Targeting GABA(A)R-Associated Proteins: New Modulators, Labels and Concepts

γ-aminobutyric acid type A receptors (GABA(A)Rs) are the major mediators of synaptic inhibition in the brain. Aberrant GABA(A)R activity or regulation is observed in various neurodevelopmental disorders, neurodegenerative diseases and mental illnesses, including epilepsy, Alzheimer’s and schizophrenia. Benzodiazepines, anesthetics and other pharmaceutics targeting these receptors find broad clinical use, but their inherent lack of receptor subtype specificity causes unavoidable side effects, raising a need for new or adjuvant medications. In this review article, we introduce a new strategy to modulate GABAeric signaling: targeting the intracellular protein interactors of GABA(A)Rs. Of special interest are scaffolding, anchoring and supporting proteins that display high GABA(A)R subtype specificity. Recent efforts to target gephyrin, the major intracellular integrator of GABAergic signaling, confirm that GABA(A)R-associated proteins can be successfully targeted through diverse molecules, including recombinant proteins, intrabodies, peptide-based probes and small molecules.
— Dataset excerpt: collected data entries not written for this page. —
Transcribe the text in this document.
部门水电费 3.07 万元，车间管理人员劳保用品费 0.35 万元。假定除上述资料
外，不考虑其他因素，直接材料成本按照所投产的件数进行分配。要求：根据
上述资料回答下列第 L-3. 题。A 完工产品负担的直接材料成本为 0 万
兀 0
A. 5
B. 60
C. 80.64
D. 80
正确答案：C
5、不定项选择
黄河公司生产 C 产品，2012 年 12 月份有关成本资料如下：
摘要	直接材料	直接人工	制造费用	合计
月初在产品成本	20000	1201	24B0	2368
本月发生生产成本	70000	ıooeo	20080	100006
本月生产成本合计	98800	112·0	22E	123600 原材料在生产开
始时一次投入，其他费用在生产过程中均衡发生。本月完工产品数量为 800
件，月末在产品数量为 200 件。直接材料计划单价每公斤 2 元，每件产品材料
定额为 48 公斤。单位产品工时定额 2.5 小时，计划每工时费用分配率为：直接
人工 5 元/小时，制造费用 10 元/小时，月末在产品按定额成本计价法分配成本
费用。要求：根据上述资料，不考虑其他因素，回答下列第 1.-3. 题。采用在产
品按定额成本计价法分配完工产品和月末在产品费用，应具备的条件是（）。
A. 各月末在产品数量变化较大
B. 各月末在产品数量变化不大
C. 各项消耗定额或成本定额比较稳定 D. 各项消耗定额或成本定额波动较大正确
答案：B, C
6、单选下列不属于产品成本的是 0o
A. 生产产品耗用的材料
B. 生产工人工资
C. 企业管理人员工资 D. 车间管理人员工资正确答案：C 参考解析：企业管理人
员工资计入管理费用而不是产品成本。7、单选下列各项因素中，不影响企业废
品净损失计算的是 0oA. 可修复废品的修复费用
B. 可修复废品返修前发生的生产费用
Small-molecule artemisinins and peptides derived from endogenous interactors, that specifically target the universal receptor binding site of gephyrin, acutely affect synaptic GABA(A)R numbers and clustering, modifying neuronal transmission. Interference with GABA(A)R trafficking provides another way to modulate inhibitory signaling. Peptides blocking the binding site of GABA(A)R to AP2 increase the surface concentration of GABA(A)R clusters and enhance GABAergic signaling. Engineering of gephyrin binding peptides delivered superior means to interrogate neuronal structure and function. Fluorescent peptides, designed from gephyrin binders, enable live neuronal staining and visualization of gephyrin in the post synaptic sites with submicron resolution. We anticipate that in the future, novel fluorescent probes, with improved size and binding efficiency, may find wide application in super resolution microscopy studies, enlightening the nanoscale architecture of the inhibitory synapse. Broader studies on GABA(A)R accessory proteins and the identification of the exact molecular binding interfaces and affinities will advance the development of novel GABA(A)R modulators and following in vivo studies will reveal their clinical potential as adjuvant or stand-alone drugs.